With the Shildon wagonworks continuing to grow, within a couple of generations Station Street was too small and the North Eastern Railway built today’s premises. Although it says “1911” above the door, the building was formally opened on February 8, 1913.

The event was chaired by Vincent Raven, chief mechanical engineer of the NER, who asked RW Worsdell, Shildon works manager, to present a silver gilt key to the principal guest, NER director AF Pease – Sir Arthur, as he later became, was a cousin of Henry Pease and had grown up in the Darlington mansion of Hummersknott.

This Mr Pease performed the opening honours with the key, and said that this was the oldest railway institute in the world. He hoped “the new building would be a very great blessing to the town and that there would be many pleasant social gatherings in it for many years to come”.

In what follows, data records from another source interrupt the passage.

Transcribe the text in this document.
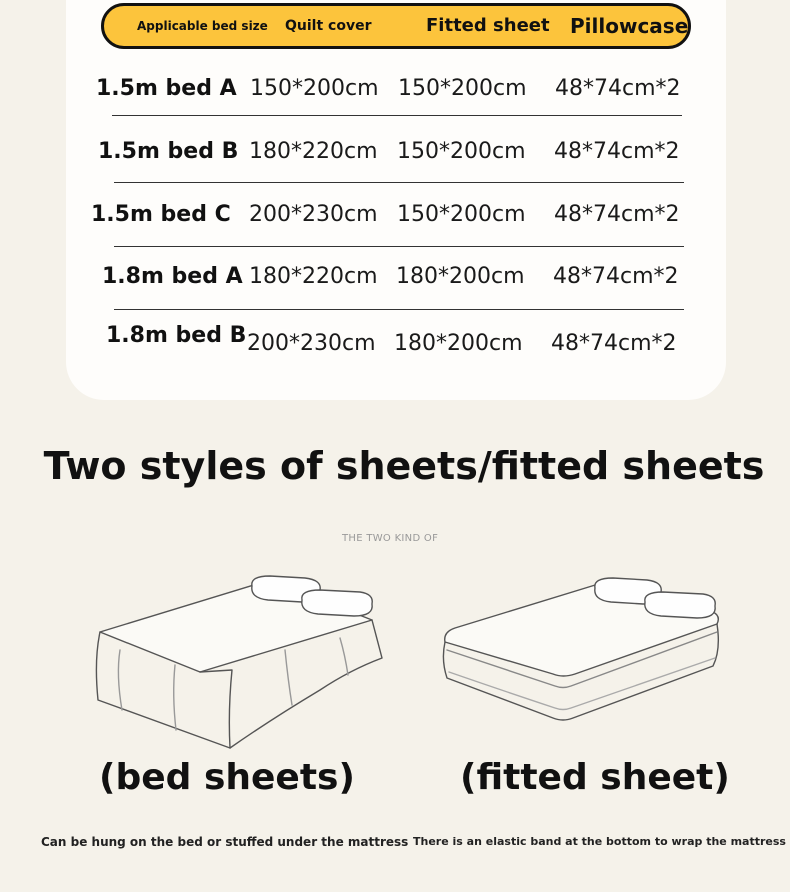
Applicable bed size Quilt cover	Fitted sheet Pillowcase
1.5m bed A 150*200cm 150*200cm 48*74cm*2
1.5m bed B 180*220cm 150*200cm 48*74cm*2
1.5m bed C 200*230cm 150*200cm 48*74cm*2
1.8m bed A 180*220cm 180*200cm 48*74cm*2
1.8m bed B 200*230cm 180*200cm 48*74cm*2
Two styles of sheets/fitted sheets
THE TWO KIND OF
(bed sheets)	(fitted sheet)
Can be hung on the bed or stuffed under the mattress There is an elastic band at the bottom to wrap the mattress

Those many years to come may now be coming to an end. When the wagonworks closed on June 30, 1984, with the loss of 2,600 jobs (86 per cent of male manufacturing jobs in Shildon), the railway sold the institute to its members for £1 to use as a social club.

However, meeting 21st Century repair bills at a time when social habits are changing rapidly have thrown the future of the early 19th Century institution into doubt. If it were to go, it would leave a gargantuan hole in Shildon – a physical hole, because it is a landmark building, and a heritage hole because Shildon has so few surviving buildings that connect the community to the birth of the railways.

“It is heartbreaking, but I genuinely believe it has got so much potential,” says town councillor Dave Reynolds, who is one of the people behind the SOS campaign. “First of all, we want to garner public support to ensure it survives in the short term, and then look ahead to the bicentenary of the railways in 2025. We would like to hear people’s ideas for the next stage in the evolution of the railway institute.

“It would be tragic to lose it when such a major anniversary is so close and the eyes of the world will be on the birthplace of the railways.”

The public meeting is on Wednesday (May 22) in the Stute at 7pm.